After video of the arrest went viral online, McLaughlin, the DHS spokeswoman, called Carías Torres a “suspected gang member” without offering evidence and said he had an open warrant for reckless driving charges in Maryland after repeatedly failing to appear in court.
She did not respond to questions seeking specific case numbers, but The Post independently located Maryland court records that show Carías Torres received traffic tickets for three incidents in late 2023 and early 2024 in which he, among other infractions, allegedly drove without insurance and without a helmet and failed to properly provide his license and registration when police asked.
Carías Torres was fined hundreds of dollars, records show, but there were no outstanding warrants connected to the traffic citations and no criminal charges. After his arrest in August, he was charged for assault on an officer — which was later dismissed — before being transferred to multiple immigrant detention centers and deported to Venezuela.
“They think we’re all delinquents, but so many of us are just focused on working,” Carías Torres said during a phone interview from Bogotá, Colombia.
The increased immigration enforcement in D.C. also disproportionately affected Guatemalans, though it’s not clear why. That population represented a third of all arrests in the District in the period since the surge began, though they are estimated to represent less then 5 percent of the total immigrant population in the D.C. metropolitan area.
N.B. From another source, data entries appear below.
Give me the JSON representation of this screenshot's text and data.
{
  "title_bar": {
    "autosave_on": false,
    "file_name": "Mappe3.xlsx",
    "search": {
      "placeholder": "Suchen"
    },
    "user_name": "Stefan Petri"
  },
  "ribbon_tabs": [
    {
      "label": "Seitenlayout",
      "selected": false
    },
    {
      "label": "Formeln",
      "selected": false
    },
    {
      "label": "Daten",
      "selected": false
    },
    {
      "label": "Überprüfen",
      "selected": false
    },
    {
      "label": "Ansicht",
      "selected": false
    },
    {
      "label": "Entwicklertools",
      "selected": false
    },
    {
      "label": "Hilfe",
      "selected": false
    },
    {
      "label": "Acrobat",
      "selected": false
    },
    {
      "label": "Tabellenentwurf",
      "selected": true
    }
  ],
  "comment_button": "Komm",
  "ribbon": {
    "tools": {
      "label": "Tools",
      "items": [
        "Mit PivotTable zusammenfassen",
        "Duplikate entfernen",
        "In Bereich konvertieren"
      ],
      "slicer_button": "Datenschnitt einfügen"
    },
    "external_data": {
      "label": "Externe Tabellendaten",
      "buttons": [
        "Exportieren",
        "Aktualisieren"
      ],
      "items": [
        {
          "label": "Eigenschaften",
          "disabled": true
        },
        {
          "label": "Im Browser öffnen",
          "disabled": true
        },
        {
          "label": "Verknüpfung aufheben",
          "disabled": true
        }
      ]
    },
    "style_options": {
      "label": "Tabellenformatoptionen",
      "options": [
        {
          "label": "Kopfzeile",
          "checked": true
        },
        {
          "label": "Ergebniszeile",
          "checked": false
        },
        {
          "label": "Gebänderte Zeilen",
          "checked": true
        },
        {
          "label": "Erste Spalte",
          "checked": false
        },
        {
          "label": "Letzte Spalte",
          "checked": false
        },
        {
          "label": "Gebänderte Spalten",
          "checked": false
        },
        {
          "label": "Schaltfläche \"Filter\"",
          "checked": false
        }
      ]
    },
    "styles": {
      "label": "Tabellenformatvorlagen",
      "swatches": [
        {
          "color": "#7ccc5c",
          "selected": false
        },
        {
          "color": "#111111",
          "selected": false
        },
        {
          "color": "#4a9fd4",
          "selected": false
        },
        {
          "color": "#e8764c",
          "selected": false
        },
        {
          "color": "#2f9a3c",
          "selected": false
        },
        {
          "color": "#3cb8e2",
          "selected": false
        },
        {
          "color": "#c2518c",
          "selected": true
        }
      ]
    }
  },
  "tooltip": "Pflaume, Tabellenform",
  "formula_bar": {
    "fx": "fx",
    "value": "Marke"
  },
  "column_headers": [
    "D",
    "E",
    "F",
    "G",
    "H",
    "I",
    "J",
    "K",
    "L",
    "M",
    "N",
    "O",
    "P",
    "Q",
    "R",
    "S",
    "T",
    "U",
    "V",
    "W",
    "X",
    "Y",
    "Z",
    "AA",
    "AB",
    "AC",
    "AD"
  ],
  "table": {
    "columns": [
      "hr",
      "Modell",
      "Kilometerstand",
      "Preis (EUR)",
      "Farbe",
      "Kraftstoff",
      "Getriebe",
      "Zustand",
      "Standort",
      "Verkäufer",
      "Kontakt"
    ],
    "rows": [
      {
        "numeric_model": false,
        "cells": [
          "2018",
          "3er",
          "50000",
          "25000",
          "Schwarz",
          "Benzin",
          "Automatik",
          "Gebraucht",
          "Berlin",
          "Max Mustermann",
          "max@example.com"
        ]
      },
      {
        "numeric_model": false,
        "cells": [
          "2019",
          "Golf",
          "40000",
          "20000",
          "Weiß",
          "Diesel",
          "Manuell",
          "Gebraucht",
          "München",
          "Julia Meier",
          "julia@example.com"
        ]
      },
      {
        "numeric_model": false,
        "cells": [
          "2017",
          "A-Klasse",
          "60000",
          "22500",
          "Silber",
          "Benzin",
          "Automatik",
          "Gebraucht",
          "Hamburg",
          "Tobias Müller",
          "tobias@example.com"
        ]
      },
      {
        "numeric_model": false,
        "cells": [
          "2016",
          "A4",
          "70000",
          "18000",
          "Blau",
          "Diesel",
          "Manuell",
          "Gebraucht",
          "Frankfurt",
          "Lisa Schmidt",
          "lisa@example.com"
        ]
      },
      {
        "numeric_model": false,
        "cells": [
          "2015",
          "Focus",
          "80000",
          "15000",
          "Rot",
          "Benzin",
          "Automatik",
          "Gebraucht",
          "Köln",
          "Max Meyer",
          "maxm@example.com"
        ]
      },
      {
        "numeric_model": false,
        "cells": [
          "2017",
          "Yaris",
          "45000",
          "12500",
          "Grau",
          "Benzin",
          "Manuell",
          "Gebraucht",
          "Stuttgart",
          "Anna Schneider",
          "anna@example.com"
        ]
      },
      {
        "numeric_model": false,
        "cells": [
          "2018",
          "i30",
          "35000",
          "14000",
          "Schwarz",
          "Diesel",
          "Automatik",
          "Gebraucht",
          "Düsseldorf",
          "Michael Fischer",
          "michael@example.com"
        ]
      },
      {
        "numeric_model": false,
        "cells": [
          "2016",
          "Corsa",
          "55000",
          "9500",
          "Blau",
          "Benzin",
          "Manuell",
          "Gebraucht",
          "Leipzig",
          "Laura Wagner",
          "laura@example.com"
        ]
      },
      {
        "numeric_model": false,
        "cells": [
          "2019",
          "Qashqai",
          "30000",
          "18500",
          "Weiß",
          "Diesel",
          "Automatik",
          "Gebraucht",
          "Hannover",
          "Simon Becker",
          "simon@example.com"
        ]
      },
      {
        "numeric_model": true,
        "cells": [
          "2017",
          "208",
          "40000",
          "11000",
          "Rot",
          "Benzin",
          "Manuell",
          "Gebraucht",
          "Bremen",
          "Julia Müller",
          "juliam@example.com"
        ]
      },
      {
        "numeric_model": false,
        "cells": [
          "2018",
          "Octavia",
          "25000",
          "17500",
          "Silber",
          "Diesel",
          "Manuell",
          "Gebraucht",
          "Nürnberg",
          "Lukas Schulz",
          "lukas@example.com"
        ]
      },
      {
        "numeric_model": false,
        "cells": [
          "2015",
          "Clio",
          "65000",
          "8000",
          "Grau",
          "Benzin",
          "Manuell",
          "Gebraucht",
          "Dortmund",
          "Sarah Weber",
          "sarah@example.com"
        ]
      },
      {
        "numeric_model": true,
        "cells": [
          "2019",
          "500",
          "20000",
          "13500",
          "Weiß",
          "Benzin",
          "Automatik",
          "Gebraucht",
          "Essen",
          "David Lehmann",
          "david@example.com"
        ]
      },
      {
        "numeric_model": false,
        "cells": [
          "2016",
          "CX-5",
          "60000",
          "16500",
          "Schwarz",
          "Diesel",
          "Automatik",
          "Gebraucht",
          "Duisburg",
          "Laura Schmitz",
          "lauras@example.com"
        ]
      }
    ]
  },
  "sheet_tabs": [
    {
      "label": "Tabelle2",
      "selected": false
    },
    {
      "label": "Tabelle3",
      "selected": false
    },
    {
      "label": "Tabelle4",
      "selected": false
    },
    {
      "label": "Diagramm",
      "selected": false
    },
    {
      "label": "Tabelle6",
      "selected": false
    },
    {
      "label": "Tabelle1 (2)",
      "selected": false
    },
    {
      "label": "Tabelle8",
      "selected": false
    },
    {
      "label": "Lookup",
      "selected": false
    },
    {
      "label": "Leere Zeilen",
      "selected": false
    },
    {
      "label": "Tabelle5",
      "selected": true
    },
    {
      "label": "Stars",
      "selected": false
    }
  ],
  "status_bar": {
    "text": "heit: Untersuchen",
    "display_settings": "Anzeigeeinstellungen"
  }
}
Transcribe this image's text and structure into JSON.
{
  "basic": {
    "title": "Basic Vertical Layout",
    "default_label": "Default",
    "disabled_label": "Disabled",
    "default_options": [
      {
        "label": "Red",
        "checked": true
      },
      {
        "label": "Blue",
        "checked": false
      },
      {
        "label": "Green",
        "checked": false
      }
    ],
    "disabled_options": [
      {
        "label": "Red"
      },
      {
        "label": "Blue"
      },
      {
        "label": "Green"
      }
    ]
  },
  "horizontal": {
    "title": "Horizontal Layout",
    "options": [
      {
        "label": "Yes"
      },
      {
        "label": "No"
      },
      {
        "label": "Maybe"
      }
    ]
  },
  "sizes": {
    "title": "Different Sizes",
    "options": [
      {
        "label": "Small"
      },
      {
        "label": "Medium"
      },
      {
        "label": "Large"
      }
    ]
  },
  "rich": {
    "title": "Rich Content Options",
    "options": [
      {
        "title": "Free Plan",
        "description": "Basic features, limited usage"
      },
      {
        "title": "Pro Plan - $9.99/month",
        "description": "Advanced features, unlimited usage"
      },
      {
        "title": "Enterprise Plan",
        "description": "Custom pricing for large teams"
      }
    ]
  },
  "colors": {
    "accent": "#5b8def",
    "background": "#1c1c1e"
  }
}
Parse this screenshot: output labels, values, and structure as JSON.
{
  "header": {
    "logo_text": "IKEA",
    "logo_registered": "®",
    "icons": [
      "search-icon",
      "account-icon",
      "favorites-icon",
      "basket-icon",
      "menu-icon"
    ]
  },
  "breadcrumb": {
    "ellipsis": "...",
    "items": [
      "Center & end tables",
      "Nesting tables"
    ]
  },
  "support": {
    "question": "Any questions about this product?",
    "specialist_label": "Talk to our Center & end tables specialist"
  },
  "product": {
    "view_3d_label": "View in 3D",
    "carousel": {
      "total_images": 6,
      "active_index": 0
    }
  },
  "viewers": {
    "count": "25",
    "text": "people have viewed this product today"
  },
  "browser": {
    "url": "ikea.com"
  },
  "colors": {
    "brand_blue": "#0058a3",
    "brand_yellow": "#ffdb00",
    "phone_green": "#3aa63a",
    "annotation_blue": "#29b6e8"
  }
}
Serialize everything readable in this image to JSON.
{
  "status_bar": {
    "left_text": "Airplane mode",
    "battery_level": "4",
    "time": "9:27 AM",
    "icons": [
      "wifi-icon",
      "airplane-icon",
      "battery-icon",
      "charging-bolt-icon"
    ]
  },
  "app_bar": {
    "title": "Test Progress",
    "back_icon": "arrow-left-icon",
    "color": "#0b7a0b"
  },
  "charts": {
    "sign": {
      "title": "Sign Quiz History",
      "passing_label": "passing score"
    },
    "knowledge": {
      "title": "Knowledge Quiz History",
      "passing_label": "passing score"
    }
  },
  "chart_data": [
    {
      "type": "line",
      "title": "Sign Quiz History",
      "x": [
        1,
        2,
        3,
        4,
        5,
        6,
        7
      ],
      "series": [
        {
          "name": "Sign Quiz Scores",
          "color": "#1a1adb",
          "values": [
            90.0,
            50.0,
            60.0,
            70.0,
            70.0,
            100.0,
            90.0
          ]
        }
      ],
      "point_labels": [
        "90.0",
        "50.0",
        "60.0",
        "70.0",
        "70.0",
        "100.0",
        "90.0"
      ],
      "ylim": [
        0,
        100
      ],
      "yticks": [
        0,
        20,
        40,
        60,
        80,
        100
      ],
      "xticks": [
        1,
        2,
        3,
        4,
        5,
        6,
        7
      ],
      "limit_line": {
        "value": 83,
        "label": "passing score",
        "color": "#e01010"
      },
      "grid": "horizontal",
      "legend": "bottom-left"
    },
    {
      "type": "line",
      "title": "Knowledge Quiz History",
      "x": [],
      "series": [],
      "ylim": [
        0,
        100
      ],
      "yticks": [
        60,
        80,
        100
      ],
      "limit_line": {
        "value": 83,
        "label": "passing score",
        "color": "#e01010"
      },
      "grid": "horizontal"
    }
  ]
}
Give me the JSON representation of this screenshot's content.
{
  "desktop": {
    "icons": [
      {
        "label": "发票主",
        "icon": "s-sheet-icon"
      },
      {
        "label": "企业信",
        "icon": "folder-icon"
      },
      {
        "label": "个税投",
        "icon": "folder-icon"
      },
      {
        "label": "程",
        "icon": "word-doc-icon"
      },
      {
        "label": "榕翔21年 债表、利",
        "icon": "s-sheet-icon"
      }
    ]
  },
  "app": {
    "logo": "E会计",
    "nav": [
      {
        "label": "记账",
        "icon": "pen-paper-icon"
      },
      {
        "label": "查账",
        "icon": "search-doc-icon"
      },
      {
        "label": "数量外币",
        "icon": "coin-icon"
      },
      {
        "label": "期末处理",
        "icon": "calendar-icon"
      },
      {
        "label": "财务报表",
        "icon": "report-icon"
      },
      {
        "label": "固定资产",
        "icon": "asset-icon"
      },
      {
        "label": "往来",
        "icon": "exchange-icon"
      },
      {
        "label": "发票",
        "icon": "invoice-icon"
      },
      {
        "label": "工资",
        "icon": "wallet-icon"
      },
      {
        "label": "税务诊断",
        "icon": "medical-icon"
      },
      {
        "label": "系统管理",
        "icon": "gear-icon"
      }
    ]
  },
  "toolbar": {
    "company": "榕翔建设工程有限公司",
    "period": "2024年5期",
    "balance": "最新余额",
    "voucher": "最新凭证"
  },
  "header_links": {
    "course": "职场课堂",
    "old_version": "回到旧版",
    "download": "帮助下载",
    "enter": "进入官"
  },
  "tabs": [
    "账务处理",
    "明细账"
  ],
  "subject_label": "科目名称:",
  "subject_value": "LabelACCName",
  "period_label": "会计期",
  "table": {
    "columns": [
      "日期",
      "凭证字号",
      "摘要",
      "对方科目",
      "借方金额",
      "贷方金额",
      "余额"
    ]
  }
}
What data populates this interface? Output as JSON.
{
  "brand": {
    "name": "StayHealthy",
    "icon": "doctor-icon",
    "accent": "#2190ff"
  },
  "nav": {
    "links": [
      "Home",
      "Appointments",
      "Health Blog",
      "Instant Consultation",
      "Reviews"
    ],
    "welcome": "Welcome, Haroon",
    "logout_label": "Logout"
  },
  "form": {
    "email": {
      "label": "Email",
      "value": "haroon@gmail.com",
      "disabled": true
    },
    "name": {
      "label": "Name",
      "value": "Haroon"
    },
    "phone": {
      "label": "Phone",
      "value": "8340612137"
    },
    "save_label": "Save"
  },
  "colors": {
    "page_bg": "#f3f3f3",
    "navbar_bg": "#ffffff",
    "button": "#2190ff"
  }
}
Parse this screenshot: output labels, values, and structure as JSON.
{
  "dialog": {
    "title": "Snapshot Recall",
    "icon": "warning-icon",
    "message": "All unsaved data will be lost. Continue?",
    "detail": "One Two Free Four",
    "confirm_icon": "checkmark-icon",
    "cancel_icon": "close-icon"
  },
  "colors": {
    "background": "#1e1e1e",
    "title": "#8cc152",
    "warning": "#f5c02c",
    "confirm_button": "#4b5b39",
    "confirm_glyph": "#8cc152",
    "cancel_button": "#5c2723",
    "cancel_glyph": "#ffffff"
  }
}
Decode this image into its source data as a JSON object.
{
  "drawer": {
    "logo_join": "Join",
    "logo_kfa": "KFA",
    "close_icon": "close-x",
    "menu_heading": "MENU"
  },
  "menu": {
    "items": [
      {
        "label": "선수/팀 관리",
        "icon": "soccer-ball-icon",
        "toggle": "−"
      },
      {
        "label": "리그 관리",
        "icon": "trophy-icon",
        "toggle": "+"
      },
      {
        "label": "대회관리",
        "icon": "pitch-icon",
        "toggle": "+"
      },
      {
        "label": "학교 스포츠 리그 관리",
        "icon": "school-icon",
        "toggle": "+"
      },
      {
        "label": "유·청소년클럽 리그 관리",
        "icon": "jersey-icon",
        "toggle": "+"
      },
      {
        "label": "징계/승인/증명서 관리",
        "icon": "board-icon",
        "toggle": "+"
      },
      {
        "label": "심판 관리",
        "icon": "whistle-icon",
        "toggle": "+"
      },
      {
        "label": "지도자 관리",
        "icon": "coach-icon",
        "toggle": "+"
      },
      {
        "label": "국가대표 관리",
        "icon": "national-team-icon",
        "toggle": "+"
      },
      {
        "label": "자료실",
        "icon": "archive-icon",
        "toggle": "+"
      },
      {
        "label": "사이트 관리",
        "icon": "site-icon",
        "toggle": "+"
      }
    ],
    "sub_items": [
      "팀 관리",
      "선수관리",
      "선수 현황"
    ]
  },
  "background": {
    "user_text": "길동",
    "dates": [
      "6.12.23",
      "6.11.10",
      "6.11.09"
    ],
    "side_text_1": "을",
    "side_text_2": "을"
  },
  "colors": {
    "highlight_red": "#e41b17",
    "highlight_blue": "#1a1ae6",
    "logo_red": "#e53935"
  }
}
Tanya Golash-Boza, a D.C.-based sociologist at the University of California who has studied deportations to Guatemala, speculated that a heavy Guatemalan presence in certain industries like construction could have made them easier targets for enforcement.
But she also pointed to a Supreme Court ruling this year that lifted limits on immigration raids in the Los Angeles area. Justice Brett M. Kavanaugh wrote in a concurring opinion that race can be a “relevant factor” to consider alongside other information to stop someone for an immigration check.
The opinion “says that you can tell whether someone is undocumented based on what they look like,” Golash-Boza said. “It’s based on a stereotype and for many people, a lot of Guatemalans fit that stereotype — even if the stereotype is incorrect.”
Katie Mettler and Dan Rosenzweig-Ziff contributed to this report.
MethodologyThe Post relied on data from U.S. Immigration and Customs Enforcement, which details individual arrests made by the federal agency. The data was acquired and made publicly available by the Deportation Data Project, which collects and releases immigration enforcement data.The arrest data includes duplicate records. Reporters dropped identical arrest records for individual people, filtering out more than 5,000 records and working with more than 98 percent of the data.